Washington, D.C.— Rep. Trey Gowdy, chairman of the House Oversight Committee, and Rep. Bob Goodlatte, chairman of the House Judiciary Committee, sent an official request on March 6 to Attorney General Jeff Sessions calling for the appointment of a special counsel to investigate the FBI’s alleged abuse of FISA surveillance and “decisions made or not made” by the Department of Justice (DOJ) preceding the 2016 presidential election and in its aftermath.
BREAKING: Chairmen @RepGoodlatte and @TGowdySC call for a second Special Counsel to investigate potential bias, conflicts of interest, FISA abuse & other decisions made by the Department of Justice in 2016 and 2017. https://t.co/eKt2PJhnNj
— House Judiciary ⚖ (@HouseJudiciary) March 6, 2018
“There is evidence of bias, trending toward animus, among those charged with investigating serious cases,” the Committee chairmen wrote in their letter to Sessions. “There is evidence political opposition research was used in court filings. There is evidence this political opposition research was neither vetted before it was used nor fully revealed to the relevant tribunal.”
Sessions has called for a probe by the Office of the Inspector General (OIG), but Gowdy and Goodlatte, said the appointment of a special prosecutor is more applicable in this case due to the OIG’s lack of authority to investigate or compel former employees to cooperate — due to key figures no longer serving in government— and the DOJ’s inability to investigate itself.
“While we have confidence in the Inspector General for the Department of Justice, the DOJ IG does not have the authority to investigate other governmental entities or former employees of the Department, the Bureau, or other agencies,” Gowdy and Goodlatte wrote.
The committee chairmen added, “Some have been reluctant to call for the appointment of a Special Counsel because such an appointment should be reserved for those unusual cases where existing investigative and prosecutorial entities cannot adequately discharge those duties. We believe this is just such a case.”
A report by the Washington Times listed a number of U.S. government officials that signed off on the FISA warrant to surveil unpaid Trump campaign volunteer Carter Page: former FBI Director James B. Comey; former Deputy Director Andrew McCabe; former acting Deputy Attorney General Sally Yates; former acting Deputy Attorney General Dana Boente; and current Deputy Attorney General Rod Rosenstein all signed off on applications to surveil Carter Page, who had been a Trump campaign adviser.
In an interview with Fox News, Gowdy explained that the discovery of new information was behind the call for a second independent counsel.
“What changed for me was the knowledge that there are two dozen witnesses that Michael Horowitz, the [DOJ] Inspector General, would not have access to,” Gowdy said. “When I counted up 24 witnesses that he would not be able to access were he to investigate it, yeah only one conclusion, that’s special counsel.”

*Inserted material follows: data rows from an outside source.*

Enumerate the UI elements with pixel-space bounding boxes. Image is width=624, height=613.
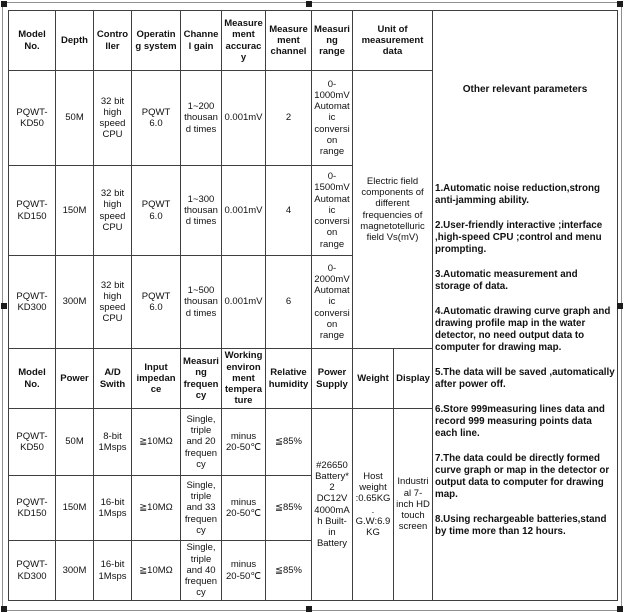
col-header-measurement-accuracy: Measurement accuracy <box>222 11 266 71</box>
selection-handle-bottom-middle[interactable] <box>306 606 312 612</box>
cell-operating-system: PQWT 6.0 <box>132 166 181 256</box>
cell-humidity: ≦85% <box>266 409 312 476</box>
cell-power: 300M <box>56 541 94 601</box>
cell-measurement-accuracy: 0.001mV <box>222 256 266 349</box>
cell-model: PQWT-KD50 <box>9 409 56 476</box>
cell-depth: 150M <box>56 166 94 256</box>
cell-measuring-range: 0-2000mV Automatic conversion range <box>312 256 353 349</box>
cell-input-impedance: ≧10MΩ <box>132 409 181 476</box>
col-header-weight: Weight <box>353 349 394 409</box>
col-header-working-environment-temperature: Working environment temperature <box>222 349 266 409</box>
cell-measurement-accuracy: 0.001mV <box>222 166 266 256</box>
col-header-measuring-frequency: Measuring frequency <box>181 349 222 409</box>
col-header-power: Power <box>56 349 94 409</box>
cell-depth: 300M <box>56 256 94 349</box>
cell-power: 150M <box>56 476 94 541</box>
cell-measurement-channel: 2 <box>266 71 312 166</box>
selection-handle-bottom-right[interactable] <box>617 606 623 612</box>
cell-input-impedance: ≧10MΩ <box>132 476 181 541</box>
cell-model: PQWT-KD300 <box>9 256 56 349</box>
selection-handle-middle-right[interactable] <box>617 303 623 309</box>
other-params-list <box>435 183 615 538</box>
param-item: 2.User-friendly interactive ;interface ,high-speed CPU ;control and menu prompting. <box>435 219 603 255</box>
cell-ad-switch: 16-bit 1Msps <box>94 541 132 601</box>
cell-model: PQWT-KD150 <box>9 166 56 256</box>
param-item: 4.Automatic drawing curve graph and drawing profile map in the water detector, no need output data to computer for drawing map. <box>435 305 611 353</box>
cell-model: PQWT-KD50 <box>9 71 56 166</box>
col-header-model: Model No. <box>9 11 56 71</box>
col-header-controller: Controller <box>94 11 132 71</box>
cell-controller: 32 bit high speed CPU <box>94 71 132 166</box>
cell-ad-switch: 16-bit 1Msps <box>94 476 132 541</box>
cell-humidity: ≦85% <box>266 541 312 601</box>
cell-channel-gain: 1~300 thousand times <box>181 166 222 256</box>
col-header-ad-switch: A/D Swith <box>94 349 132 409</box>
selection-handle-top-left[interactable] <box>1 1 7 7</box>
param-item: 8.Using rechargeable batteries,stand by time more than 12 hours. <box>435 513 607 537</box>
cell-channel-gain: 1~500 thousand times <box>181 256 222 349</box>
cell-controller: 32 bit high speed CPU <box>94 166 132 256</box>
cell-measuring-frequency: Single, triple and 33 frequency <box>181 476 222 541</box>
cell-measuring-range: 0-1000mV Automatic conversion range <box>312 71 353 166</box>
cell-depth: 50M <box>56 71 94 166</box>
selection-handle-top-right[interactable] <box>617 1 623 7</box>
cell-ad-switch: 8-bit 1Msps <box>94 409 132 476</box>
col-header-display: Display <box>394 349 433 409</box>
selection-handle-top-middle[interactable] <box>306 1 312 7</box>
param-item: 7.The data could be directly formed curve graph or map in the detector or output data to computer for drawing map. <box>435 452 610 500</box>
cell-input-impedance: ≧10MΩ <box>132 541 181 601</box>
other-params-cell <box>433 11 618 601</box>
cell-measuring-frequency: Single, triple and 40 frequency <box>181 541 222 601</box>
spec-table <box>8 10 618 601</box>
cell-model: PQWT-KD300 <box>9 541 56 601</box>
cell-weight: Host weight :0.65KG . G.W:6.9 KG <box>353 409 394 601</box>
cell-operating-system: PQWT 6.0 <box>132 256 181 349</box>
cell-model: PQWT-KD150 <box>9 476 56 541</box>
cell-operating-system: PQWT 6.0 <box>132 71 181 166</box>
top-header-row <box>9 11 618 71</box>
param-item: 3.Automatic measurement and storage of data. <box>435 268 578 292</box>
col-header-power-supply: Power Supply <box>312 349 353 409</box>
col-header-measuring-range: Measuring range <box>312 11 353 71</box>
col-header-input-impedance: Input impedance <box>132 349 181 409</box>
cell-humidity: ≦85% <box>266 476 312 541</box>
cell-measurement-channel: 6 <box>266 256 312 349</box>
cell-unit-of-measurement: Electric field components of different frequencies of magnetotelluric field Vs(mV) <box>353 71 433 349</box>
col-header-channel-gain: Channel gain <box>181 11 222 71</box>
cell-channel-gain: 1~200 thousand times <box>181 71 222 166</box>
other-params-header: Other relevant parameters <box>462 83 588 95</box>
selection-handle-middle-left[interactable] <box>1 303 7 309</box>
cell-power: 50M <box>56 409 94 476</box>
cell-temperature: minus 20-50℃ <box>222 541 266 601</box>
col-header-relative-humidity: Relative humidity <box>266 349 312 409</box>
param-item: 1.Automatic noise reduction,strong anti-jamming ability. <box>435 182 600 206</box>
cell-temperature: minus 20-50℃ <box>222 476 266 541</box>
col-header-operating-system: Operating system <box>132 11 181 71</box>
cell-measurement-channel: 4 <box>266 166 312 256</box>
cell-controller: 32 bit high speed CPU <box>94 256 132 349</box>
param-item: 6.Store 999measuring lines data and record 999 measuring points data each line. <box>435 403 605 439</box>
cell-measurement-accuracy: 0.001mV <box>222 71 266 166</box>
selection-handle-bottom-left[interactable] <box>1 606 7 612</box>
cell-display: Industrial 7-inch HD touch screen <box>394 409 433 601</box>
param-item: 5.The data will be saved ,automatically after power off. <box>435 366 615 390</box>
col-header-model: Model No. <box>9 349 56 409</box>
col-header-unit-of-measurement: Unit of measurement data <box>353 11 433 71</box>
cell-measuring-frequency: Single, triple and 20 frequency <box>181 409 222 476</box>
col-header-depth: Depth <box>56 11 94 71</box>
col-header-measurement-channel: Measurement channel <box>266 11 312 71</box>
cell-measuring-range: 0-1500mV Automatic conversion range <box>312 166 353 256</box>
cell-power-supply: #26650 Battery*2 DC12V 4000mAh Built-in Battery <box>312 409 353 601</box>
cell-temperature: minus 20-50℃ <box>222 409 266 476</box>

When asked why a special counsel was needed, Gowdy explained, “Congress doesn’t have the tools to investigate this… we leak like the Gossip Girls.”
Democrats claimed that the request was simply political theater meant to distract from Special Counsel Robert Mueller’s probe into alleged collusion between the Trump campaign and Russia.
“I can understand why House Republicans hope that DOJ will swoop in and save them from this mess — but that is not what the Department of Justice is for,” said Rep. Jerrold Nadler, ranking Democrat on the Judiciary Committee.
Days prior to the letter from Gowdy and Goodlatte, thirteen House Republicans made a similar request, calling for the appointment of an independent counsel to investigate the same issues.
The letter from the thirteen Congressmen stated: “Evidence has come to light that raises serious concerns about decisions and activities by leadership at the highest levels of the Department of Justice and Federal Bureau of Investigation regarding how and why the Clinton probe ended and how and why the Trump-Russia probe began.”
Calls for a second special counsel have grown in the wake of the House Intelligence Committee memo alleging the FBI relied on unvetted campaign opposition research, paid for by the Clinton campaign and the DNC, as evidence used to obtain secret warrants on Trump campaign officials.